Rumours abound about the Cardiff wicket and whether there is a cunning plot underway for Panesar and Swann to roll the Aussie over with their twiddlers. Decent bowlers both but I really do doubt that they strike fear into the hearts of our friends from down under. There will be one or two young Australian batsmen appearing in an Ashes Test for the first time – as a certain Don Bradman did 79 years ago at Trent Bridge. Wisden wrote of the young Don that summer that he was “A glorious driver, he hit the ball very hard, whilst his placing was almost invariably perfect. He scored most of his runs by driving, but he could cut, hook, or turn the ball to leg with almost the same certainty.” Bradman was 21 years old that summer – about the same age as the tyro Philip Hughes this year. I’ll try and put the mockers on Hughes by making the comparison with the Don but it really does seem that he has the same range of shots as his illustrious predecessor. Has he the nerve as well? We shall see.
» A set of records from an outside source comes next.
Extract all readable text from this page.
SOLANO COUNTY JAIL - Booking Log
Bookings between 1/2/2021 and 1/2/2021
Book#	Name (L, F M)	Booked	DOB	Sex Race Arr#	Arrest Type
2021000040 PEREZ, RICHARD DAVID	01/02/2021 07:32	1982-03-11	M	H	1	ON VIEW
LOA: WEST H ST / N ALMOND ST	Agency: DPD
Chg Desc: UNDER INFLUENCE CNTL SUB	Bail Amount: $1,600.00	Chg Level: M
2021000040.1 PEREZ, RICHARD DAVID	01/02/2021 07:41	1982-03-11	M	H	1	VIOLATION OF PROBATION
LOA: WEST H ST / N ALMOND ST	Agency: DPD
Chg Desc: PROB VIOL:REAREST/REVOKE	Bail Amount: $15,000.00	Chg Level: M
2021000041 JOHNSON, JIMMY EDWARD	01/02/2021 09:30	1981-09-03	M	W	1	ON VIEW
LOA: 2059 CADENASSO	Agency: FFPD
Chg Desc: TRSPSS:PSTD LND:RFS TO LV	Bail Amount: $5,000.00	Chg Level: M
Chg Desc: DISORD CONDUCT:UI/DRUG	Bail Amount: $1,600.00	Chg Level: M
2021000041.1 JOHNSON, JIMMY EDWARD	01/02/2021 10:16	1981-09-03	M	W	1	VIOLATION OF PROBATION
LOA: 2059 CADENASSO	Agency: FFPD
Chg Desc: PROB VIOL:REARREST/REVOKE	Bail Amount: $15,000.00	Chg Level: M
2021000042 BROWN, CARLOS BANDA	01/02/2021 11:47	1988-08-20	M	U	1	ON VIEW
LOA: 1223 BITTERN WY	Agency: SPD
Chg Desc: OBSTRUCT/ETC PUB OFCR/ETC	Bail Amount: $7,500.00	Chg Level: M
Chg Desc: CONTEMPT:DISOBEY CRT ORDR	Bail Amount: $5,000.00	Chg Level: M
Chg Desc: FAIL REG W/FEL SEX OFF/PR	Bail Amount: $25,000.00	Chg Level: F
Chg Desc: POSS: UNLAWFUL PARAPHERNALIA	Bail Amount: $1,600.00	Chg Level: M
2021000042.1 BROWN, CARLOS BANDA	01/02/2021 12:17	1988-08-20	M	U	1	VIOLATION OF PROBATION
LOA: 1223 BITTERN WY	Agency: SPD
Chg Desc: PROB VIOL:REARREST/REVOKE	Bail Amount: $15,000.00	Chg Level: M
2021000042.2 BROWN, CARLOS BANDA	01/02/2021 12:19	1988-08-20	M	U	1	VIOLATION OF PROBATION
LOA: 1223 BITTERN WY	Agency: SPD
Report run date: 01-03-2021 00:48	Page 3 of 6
It is customary to say that bowlers win matches and so it is on the bowling attacks that many commentators are concentrating in there pre-Ashes pieces. I’ll do the opposite and suggest that the key players, other than Hughes, will be the indisputably great Ricky Ponting, the reliable and solid Hussey, the now in-form North and the almost Gilchrist- like Haddin who could be the reason that Australia will have the edge. Mind you if Strauss, Bopara and Pietersen all strike form on the same day – backed up by Cook and Colly and the rest England might post the occasional formidable total themselves. I also have strange gut feel that Ian Bell is going to feature some time during the series and that he will do well – but that as near as I’ll get to a prediction.

Well “Iachydd Dda” to you all – let’s hope for some fine cricket this week!